Not the performance we needed… For a team like Arsenal with lofty ambitions for the title, defeating Newcastle United at home is an absolutely necessity. Our injury woes aren’t really an issue seeing that we had pretty much the same team that impressively dispatched Manchester City 2-1, and had a week’s rest after a leisurely 2-0 win at home to Bournemouth.
I’ve seen people citing our mettle in “winning ugly”, but I don’t see it. Winning ugly is scrapping a 1-0 or a 2-1 away to Crystal Palace or Stoke City, not at home to an under confident Newcastle.
Most of the team weren’t at the races. If not for Laurent Koscielny, we’d be lamenting a lackluster and insipid performance, and rightly so. If we don’t comfortably put away one of the worse teams in the league despite having more than the talent to do it, we may not be serious enough.
We slacked and got away with it. Let’s be honest about that, at the very least.
Laurent Koscielny is so reliable… Not in scoring goals of course, but I don’t remember a defender at the club who has been so consistent since Bacary Sagna. The only genuine error I remember him making this season was when his forward foray left Kevin de Bruyne through on-goal. Even that forward foray was borne out of a genuine need to snap the ball higher up the pitch, and keep things ticking for us.
Aside from his consistently immaculate defending, it’s not hard to notice how often his goals arrive when we really seem to need it. He scored in most of the Totteringham Days, the FA Cup Final, and a header against Palace last opening day, when we weren’t looking up for it.
Koscielny has developed the terrific trait every manager loves – dependability.
The same cannot be said of Theo Walcott and Aaron Ramsey… The thing that makes good players great is a knack for reproducing their undoubted talent time and time again.
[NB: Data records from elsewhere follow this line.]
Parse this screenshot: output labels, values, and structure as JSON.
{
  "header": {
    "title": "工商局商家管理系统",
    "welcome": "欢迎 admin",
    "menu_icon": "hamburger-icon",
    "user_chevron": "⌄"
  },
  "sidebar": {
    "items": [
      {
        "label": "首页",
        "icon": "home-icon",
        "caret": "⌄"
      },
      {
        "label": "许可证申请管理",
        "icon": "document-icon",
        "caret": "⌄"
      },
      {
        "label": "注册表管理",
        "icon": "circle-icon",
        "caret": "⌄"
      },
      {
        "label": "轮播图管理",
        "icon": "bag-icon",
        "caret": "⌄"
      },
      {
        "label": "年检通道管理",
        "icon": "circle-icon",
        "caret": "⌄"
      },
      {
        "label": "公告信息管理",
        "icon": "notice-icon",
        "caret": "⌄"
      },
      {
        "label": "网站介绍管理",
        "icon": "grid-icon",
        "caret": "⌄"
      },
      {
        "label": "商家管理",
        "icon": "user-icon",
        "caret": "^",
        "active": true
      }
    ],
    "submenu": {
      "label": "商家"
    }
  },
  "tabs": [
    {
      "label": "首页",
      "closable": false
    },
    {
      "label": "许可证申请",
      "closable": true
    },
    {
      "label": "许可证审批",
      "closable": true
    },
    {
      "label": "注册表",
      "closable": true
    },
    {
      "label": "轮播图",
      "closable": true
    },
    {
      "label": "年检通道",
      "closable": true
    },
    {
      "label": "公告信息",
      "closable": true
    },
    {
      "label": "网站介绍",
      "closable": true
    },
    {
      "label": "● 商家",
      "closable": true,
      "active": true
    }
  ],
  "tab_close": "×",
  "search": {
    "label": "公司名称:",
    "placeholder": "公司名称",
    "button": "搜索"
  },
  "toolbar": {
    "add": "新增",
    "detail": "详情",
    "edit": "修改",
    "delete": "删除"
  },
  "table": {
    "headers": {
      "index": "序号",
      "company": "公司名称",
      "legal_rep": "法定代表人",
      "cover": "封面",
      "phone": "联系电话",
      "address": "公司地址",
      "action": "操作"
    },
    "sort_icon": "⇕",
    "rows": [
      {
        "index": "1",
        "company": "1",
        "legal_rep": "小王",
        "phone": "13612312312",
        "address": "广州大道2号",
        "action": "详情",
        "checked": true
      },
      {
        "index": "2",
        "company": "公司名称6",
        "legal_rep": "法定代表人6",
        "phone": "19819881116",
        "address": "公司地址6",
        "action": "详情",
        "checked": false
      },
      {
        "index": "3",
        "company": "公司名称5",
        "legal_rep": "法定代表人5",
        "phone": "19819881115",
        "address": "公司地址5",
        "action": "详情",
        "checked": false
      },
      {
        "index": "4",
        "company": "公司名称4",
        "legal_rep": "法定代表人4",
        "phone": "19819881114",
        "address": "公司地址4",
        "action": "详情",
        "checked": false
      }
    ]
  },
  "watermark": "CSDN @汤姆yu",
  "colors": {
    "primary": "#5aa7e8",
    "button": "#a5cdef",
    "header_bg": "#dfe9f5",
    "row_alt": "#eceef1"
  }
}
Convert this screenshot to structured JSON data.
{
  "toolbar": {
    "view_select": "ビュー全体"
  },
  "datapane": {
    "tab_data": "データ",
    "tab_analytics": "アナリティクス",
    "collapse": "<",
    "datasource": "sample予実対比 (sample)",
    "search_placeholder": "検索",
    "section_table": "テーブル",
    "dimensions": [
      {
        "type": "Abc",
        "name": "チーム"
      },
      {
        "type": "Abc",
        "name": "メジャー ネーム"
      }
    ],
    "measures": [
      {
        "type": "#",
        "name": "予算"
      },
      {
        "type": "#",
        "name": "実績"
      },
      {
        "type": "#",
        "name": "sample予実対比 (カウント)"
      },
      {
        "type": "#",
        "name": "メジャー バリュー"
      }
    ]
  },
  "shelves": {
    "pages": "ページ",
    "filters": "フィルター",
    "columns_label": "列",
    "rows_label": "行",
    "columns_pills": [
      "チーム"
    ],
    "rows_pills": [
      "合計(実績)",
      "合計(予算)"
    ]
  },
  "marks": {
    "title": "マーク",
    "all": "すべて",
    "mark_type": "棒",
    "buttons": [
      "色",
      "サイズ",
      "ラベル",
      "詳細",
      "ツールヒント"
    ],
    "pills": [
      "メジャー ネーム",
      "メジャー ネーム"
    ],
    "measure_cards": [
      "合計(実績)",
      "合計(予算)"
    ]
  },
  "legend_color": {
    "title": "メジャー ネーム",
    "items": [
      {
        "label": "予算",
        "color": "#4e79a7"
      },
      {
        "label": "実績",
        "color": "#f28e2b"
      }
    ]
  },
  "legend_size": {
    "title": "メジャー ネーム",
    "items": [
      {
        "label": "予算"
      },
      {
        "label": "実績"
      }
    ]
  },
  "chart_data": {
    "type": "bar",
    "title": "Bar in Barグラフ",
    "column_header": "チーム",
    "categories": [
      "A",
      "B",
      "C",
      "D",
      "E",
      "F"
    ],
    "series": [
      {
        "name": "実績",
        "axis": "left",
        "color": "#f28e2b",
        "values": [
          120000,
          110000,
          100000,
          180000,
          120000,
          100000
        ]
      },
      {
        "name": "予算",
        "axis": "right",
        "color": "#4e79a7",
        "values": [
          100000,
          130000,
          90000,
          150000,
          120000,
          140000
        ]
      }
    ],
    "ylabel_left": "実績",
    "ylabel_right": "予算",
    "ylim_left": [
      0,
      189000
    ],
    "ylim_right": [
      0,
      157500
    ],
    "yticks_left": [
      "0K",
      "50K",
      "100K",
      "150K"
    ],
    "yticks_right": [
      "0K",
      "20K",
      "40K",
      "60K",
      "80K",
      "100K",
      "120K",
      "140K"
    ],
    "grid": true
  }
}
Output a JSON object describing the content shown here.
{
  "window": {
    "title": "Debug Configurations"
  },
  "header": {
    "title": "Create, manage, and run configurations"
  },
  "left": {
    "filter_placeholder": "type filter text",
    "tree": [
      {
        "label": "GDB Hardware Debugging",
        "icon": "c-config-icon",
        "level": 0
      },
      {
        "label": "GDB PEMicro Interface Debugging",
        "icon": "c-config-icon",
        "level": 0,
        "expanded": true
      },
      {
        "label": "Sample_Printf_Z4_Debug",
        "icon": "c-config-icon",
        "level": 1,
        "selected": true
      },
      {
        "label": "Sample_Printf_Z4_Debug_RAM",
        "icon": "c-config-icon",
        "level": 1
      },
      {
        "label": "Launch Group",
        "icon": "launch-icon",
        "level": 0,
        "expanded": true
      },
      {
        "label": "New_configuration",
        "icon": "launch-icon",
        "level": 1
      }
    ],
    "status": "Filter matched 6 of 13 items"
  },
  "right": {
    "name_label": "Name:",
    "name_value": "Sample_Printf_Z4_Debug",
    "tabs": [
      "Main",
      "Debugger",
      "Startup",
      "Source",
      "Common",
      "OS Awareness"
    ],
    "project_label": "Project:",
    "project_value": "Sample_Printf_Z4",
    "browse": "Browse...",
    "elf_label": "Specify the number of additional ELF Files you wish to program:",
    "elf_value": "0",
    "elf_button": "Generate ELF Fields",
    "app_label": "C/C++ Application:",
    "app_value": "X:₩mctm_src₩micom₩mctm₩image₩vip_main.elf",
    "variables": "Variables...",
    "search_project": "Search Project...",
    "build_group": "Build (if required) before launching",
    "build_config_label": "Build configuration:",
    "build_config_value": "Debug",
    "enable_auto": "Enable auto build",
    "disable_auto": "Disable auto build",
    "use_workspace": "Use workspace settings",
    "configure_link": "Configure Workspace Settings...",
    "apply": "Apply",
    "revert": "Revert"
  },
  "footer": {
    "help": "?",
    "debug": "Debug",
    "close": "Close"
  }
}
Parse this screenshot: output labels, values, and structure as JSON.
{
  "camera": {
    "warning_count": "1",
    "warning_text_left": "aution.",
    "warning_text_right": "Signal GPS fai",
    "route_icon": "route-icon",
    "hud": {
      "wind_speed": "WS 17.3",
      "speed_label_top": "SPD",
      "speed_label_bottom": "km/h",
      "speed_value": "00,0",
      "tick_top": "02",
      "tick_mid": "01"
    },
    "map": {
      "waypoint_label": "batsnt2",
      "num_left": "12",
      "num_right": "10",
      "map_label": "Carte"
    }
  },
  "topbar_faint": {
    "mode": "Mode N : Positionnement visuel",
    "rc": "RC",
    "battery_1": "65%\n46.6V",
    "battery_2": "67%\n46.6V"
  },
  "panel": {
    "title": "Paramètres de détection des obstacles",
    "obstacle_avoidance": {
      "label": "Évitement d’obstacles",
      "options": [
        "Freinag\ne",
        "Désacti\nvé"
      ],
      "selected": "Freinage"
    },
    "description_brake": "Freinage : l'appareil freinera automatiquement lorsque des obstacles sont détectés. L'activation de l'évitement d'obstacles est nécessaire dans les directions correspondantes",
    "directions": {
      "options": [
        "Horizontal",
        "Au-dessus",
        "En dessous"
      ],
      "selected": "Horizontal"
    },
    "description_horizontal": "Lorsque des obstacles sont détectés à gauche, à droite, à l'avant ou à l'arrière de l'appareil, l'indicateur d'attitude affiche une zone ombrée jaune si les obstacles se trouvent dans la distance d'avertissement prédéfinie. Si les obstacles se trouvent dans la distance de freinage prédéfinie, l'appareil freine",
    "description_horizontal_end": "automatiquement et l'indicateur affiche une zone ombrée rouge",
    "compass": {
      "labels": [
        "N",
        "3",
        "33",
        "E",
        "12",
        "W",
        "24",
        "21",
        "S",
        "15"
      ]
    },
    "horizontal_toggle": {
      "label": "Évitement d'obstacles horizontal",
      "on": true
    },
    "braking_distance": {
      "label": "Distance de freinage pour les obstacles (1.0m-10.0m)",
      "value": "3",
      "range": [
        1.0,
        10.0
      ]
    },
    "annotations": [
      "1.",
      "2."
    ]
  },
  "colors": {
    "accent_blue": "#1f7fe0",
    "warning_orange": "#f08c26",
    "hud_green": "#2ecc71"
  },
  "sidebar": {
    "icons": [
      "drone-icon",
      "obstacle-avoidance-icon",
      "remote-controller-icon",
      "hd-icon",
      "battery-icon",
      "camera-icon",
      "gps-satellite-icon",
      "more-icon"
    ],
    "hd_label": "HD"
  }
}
It’s why Jack Wilshere has failed to convince everyone, it’s why Olivier Giroud divided opinions in his first season, and it’s why Petr Čech, Koscielny, Nacho Monreal, Mesut Özil and Giroud are our key lieutenants.
Lack of consistency is why Walcott and Ramsey have failed to grip the appreciations of all Gooners by the throat. Walcott was largely anonymous in the game even though he made some darting runs, and Ramsey killed a lot of moves by passing in the wrong areas, ruining chances after being positionally aware to be part of them.
There is no doubt Walcott and Ramsey are hugely talented individuals, but we haven’t really seen more than flashes from them. Around 2013 and 2014 we thought we saw the Britishers finally coming of age, but a year later that seems to be a mirage. If the both of them (and the Ox too, but he’s relatively newer) want to establish themselves as properties in this team, they better
Complacency is not an option… It is true that most of our competitors are flawed, but well – so are we. We’ve been offered the clearest possible path to victory, but there yet remain obstacles to overcome, enemies to dodge. Manchester’s City and United grinded out wins when results looked like swinging our way, but Leicester and Tottenham slipped further to narrow the number of competitors.
The fixtures to follow signal trouble. After a relatively straightforward FA Cup tie to Sunderland, we should have crocked players getting fit and helping out, but on the whole, it seems really difficult to get any substantial points from them. If we win XXX of the eight to follow and remain in contention, we could find ourselves a nice ledge to propel ourselves forward when the end segment arrives.
What we have to do from now on is winning ugly – not a scrappy home win against a starkly inferior side. We must brace ourselves for the deathrun that is to follow, because there are huge chances we will exit it looking like a broken team. However, if we convince ourselves that it’s part of the plan (or make a plan, for the next set of fixtures look monumental), we should spring back from the possible setback and finish the job everyone expects us to.
P.S. Apologies for the late post. Wi-Fi failed me.